A big part of the problem is that we are now governed to a huge extent by systems – policies and procedures elaborated and recorded in detail to be handled by computers with ruthless logic and efficiency. They collect the most extraordinary amount of information about us as a matter of course (which drives us all into paroxisms of privacy-fanaticism which we direct against each other when really it needs to be directed against the faceless systems that we are all subject to).

When a policy or procedure is first typed into a computer the words are sketchy and in-exact but they quickly get tightened up. Legalese added. Then it is cut and paste to other policy documents. Collections of perfectly water-tight legal clauses developed over time but together to become large documents to govern our lives.

Not democratic in any way at all. It is almost a self-organising evolution of bureaucratic language in endless government offices around the city and state and nation and globe.

Computers’ ability to do the same job anywhere means that what was once done locally is then centralised first to a CBD then to one national headquarters then often globally. What is lost is any sense of what is actually happening locally and what the local needs and concerns are. Local uniqueness gets trompled on by system processes that are completely impersonalised.

The processes for arguing against systematised processes either don’t exist or are profoundly obscure. It would take an effort far beyond what any of us can rally.

The only thing I’ve seen so far that might offer a way forward are the equally computer-system-process tools like Avaaz and GetUp. But these target big issues and individuals or governments or corporations. They would also struggle to change the ubiquitous system processes that have become the fabric of our lives.

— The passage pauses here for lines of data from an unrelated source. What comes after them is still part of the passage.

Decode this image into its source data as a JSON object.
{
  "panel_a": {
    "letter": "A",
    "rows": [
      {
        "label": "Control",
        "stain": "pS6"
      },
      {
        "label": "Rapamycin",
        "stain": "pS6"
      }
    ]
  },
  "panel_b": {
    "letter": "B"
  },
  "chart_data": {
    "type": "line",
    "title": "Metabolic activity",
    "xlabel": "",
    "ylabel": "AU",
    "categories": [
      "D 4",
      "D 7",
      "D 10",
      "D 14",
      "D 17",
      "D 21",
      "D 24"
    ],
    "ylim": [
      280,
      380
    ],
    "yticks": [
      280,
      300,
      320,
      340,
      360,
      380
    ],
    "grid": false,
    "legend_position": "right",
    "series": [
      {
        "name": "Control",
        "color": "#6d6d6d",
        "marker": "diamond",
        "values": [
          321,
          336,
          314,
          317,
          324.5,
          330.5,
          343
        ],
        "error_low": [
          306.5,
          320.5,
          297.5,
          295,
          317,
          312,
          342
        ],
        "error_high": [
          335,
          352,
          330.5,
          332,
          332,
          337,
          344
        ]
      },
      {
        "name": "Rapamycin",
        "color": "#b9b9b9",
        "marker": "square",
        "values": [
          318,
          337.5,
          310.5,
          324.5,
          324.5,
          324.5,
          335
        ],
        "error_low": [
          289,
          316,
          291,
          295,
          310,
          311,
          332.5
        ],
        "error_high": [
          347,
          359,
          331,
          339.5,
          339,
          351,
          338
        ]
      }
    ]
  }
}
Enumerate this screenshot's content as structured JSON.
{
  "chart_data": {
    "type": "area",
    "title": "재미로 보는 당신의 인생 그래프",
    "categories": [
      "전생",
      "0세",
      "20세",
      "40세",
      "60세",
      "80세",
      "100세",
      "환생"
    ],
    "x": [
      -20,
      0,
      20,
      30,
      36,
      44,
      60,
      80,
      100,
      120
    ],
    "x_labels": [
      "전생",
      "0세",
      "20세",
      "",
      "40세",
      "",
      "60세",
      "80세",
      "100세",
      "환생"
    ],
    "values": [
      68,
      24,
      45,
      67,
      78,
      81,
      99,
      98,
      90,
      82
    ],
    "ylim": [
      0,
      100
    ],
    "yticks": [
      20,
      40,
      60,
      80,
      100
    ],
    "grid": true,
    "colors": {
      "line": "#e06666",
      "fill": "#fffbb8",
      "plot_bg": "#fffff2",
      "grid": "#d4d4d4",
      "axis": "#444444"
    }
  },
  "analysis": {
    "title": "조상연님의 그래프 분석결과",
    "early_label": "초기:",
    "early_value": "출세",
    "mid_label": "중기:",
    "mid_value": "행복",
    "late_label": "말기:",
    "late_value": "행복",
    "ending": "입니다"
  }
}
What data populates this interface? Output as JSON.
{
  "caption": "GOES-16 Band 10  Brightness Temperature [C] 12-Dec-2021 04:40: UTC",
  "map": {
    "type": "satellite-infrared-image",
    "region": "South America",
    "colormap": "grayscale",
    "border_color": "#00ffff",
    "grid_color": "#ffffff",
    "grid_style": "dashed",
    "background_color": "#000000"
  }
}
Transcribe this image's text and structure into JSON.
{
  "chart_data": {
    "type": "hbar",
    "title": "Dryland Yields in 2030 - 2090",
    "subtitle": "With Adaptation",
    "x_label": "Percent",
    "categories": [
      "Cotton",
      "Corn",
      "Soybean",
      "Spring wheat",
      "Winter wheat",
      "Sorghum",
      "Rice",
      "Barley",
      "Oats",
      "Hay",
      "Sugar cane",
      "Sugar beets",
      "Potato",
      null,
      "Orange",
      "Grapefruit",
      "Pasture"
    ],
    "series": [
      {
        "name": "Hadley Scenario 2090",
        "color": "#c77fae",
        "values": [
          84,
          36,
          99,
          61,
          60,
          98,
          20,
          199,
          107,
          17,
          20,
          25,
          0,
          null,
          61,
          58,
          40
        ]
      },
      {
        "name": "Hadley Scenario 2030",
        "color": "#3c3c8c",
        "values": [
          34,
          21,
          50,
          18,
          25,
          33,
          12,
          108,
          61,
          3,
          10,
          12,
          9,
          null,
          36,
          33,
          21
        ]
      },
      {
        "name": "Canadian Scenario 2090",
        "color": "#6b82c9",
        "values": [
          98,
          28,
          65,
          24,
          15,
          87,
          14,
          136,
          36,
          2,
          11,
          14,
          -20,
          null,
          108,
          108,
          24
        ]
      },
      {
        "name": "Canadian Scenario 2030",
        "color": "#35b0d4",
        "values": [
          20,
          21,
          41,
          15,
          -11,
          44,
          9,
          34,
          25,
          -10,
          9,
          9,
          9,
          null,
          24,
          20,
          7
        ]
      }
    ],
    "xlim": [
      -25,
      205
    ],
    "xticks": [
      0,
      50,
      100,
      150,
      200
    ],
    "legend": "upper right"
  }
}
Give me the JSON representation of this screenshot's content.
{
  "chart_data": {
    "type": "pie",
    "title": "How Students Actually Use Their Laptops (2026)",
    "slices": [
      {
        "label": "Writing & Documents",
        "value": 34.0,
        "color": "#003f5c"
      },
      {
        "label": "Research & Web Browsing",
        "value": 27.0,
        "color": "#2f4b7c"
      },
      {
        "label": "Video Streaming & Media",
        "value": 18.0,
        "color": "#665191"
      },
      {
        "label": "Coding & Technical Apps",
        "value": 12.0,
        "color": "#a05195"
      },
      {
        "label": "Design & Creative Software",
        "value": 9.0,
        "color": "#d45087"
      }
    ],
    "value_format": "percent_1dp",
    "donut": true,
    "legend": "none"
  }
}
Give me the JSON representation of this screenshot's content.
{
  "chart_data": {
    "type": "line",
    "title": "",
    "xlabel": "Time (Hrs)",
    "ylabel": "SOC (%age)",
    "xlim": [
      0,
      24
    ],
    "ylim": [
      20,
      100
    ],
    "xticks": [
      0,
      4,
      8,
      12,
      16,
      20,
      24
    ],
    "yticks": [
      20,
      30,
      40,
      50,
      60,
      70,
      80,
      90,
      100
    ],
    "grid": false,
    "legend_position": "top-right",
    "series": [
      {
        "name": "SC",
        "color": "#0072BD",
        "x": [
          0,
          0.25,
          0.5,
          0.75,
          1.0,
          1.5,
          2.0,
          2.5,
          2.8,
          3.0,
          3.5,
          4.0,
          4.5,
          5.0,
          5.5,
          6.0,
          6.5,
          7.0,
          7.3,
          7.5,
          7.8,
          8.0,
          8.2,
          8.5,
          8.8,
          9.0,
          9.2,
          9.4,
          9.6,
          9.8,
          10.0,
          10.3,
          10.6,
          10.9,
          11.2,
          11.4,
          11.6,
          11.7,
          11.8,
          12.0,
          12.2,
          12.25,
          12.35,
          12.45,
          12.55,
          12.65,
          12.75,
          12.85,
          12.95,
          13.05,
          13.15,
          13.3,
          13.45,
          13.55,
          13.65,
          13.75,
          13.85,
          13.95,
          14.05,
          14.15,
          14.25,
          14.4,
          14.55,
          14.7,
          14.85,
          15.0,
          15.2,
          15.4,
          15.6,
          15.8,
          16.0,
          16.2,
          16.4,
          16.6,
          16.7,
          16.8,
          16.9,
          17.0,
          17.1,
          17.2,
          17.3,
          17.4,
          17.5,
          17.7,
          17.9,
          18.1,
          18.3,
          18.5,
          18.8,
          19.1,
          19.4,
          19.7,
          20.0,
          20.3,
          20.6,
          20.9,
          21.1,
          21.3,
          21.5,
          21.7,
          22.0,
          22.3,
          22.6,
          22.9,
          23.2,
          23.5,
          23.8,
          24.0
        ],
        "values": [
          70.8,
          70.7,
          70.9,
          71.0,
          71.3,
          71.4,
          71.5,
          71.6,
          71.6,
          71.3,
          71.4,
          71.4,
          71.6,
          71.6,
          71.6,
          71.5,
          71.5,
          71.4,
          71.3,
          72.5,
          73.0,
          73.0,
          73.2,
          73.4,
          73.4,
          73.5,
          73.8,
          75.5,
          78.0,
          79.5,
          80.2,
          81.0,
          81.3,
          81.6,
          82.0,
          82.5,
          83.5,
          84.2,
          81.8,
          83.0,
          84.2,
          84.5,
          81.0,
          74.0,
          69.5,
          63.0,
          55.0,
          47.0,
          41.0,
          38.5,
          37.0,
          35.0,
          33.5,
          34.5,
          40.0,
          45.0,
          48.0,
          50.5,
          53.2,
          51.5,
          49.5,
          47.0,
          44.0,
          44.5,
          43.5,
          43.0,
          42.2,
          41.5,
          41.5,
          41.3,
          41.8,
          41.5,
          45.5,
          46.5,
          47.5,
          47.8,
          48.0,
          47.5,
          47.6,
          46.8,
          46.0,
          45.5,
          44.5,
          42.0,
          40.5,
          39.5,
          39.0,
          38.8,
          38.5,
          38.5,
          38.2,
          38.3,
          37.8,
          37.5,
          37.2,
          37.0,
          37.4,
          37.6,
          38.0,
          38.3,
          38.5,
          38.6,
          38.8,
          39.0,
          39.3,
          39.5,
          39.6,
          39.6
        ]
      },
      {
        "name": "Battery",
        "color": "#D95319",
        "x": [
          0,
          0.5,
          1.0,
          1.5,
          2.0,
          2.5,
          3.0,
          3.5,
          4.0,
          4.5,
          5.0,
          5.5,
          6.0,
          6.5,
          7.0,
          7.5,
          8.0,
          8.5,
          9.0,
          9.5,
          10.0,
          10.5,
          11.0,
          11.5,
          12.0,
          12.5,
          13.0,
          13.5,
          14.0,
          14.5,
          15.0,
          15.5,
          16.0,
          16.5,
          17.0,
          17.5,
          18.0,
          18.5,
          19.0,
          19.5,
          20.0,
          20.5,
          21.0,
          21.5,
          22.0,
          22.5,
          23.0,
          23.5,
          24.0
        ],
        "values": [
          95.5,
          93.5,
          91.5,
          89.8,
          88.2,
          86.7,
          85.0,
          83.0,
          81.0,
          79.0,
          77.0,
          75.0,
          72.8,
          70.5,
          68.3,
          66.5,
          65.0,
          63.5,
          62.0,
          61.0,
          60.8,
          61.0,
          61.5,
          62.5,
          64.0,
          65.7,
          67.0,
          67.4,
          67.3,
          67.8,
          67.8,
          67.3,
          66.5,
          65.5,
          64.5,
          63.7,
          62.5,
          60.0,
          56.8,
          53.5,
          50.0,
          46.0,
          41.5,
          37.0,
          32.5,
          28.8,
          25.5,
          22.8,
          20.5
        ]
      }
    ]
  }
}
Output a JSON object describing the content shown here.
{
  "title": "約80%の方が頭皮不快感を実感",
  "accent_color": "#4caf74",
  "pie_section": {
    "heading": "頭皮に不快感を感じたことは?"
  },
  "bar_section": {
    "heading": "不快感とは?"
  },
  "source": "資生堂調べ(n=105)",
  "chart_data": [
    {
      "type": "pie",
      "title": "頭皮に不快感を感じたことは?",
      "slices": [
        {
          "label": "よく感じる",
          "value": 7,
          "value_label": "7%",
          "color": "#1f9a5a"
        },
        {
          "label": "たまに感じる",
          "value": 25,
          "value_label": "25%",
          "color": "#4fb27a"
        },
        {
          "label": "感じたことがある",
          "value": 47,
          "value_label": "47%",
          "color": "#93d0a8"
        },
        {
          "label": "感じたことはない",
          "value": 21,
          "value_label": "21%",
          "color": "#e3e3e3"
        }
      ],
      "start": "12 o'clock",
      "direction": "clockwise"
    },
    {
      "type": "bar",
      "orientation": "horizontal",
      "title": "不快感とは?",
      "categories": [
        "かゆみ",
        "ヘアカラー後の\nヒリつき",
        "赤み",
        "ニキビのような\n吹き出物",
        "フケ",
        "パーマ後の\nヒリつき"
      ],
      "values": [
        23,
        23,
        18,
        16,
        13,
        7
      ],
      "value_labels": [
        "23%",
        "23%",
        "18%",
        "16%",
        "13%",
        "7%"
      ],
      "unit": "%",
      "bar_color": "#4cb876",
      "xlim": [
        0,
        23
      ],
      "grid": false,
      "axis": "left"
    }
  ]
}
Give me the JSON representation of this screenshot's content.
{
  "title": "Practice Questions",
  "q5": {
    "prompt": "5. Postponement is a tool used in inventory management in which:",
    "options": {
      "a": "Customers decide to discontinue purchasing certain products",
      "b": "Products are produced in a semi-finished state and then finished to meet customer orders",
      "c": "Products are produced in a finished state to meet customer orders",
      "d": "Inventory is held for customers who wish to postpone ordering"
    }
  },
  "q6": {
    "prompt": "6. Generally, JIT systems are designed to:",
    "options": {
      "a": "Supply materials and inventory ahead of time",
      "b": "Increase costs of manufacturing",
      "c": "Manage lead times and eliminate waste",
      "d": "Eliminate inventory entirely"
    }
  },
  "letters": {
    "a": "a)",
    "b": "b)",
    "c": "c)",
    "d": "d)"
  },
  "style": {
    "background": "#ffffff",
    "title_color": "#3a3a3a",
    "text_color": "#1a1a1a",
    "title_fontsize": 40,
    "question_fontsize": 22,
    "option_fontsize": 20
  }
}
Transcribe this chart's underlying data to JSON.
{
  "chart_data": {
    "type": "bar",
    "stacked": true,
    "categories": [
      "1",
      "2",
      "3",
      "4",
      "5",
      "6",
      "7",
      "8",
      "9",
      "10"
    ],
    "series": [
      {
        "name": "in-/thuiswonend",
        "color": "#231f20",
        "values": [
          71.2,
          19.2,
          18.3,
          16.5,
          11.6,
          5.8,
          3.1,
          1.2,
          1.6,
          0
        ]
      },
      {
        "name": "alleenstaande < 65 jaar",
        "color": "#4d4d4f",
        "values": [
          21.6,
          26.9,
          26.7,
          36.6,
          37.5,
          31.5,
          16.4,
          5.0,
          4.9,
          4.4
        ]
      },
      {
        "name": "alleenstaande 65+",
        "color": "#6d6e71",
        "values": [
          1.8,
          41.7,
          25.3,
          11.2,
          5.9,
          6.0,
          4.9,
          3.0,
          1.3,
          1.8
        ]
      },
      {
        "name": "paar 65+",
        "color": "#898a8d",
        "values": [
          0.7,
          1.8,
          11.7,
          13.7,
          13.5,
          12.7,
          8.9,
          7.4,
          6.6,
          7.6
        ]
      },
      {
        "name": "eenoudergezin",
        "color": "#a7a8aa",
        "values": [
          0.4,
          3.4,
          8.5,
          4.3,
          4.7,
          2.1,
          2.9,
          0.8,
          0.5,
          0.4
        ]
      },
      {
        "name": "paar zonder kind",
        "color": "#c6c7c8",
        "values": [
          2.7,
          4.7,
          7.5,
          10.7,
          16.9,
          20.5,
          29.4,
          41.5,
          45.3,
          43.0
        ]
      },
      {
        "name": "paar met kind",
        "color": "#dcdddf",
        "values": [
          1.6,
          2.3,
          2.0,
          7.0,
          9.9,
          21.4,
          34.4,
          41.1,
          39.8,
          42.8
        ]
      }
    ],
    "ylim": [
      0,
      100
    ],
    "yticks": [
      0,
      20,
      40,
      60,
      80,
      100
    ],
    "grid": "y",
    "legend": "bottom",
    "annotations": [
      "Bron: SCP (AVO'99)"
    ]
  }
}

How do you argue against a system that requires you to enter extremely obscure personal details into it that only you could know then records and holds them in its database? How do you argue against a system that requires you to enter the code of the back of your Visa card that is designed to ensure you have the Visa card in your hand (but the code is then recorded in their system)? How do you argue against a system that hangs up on you if you ring with a question? How do you deal with a system that does not provide any way of contacting them? And they could be anyone anywhere in the world.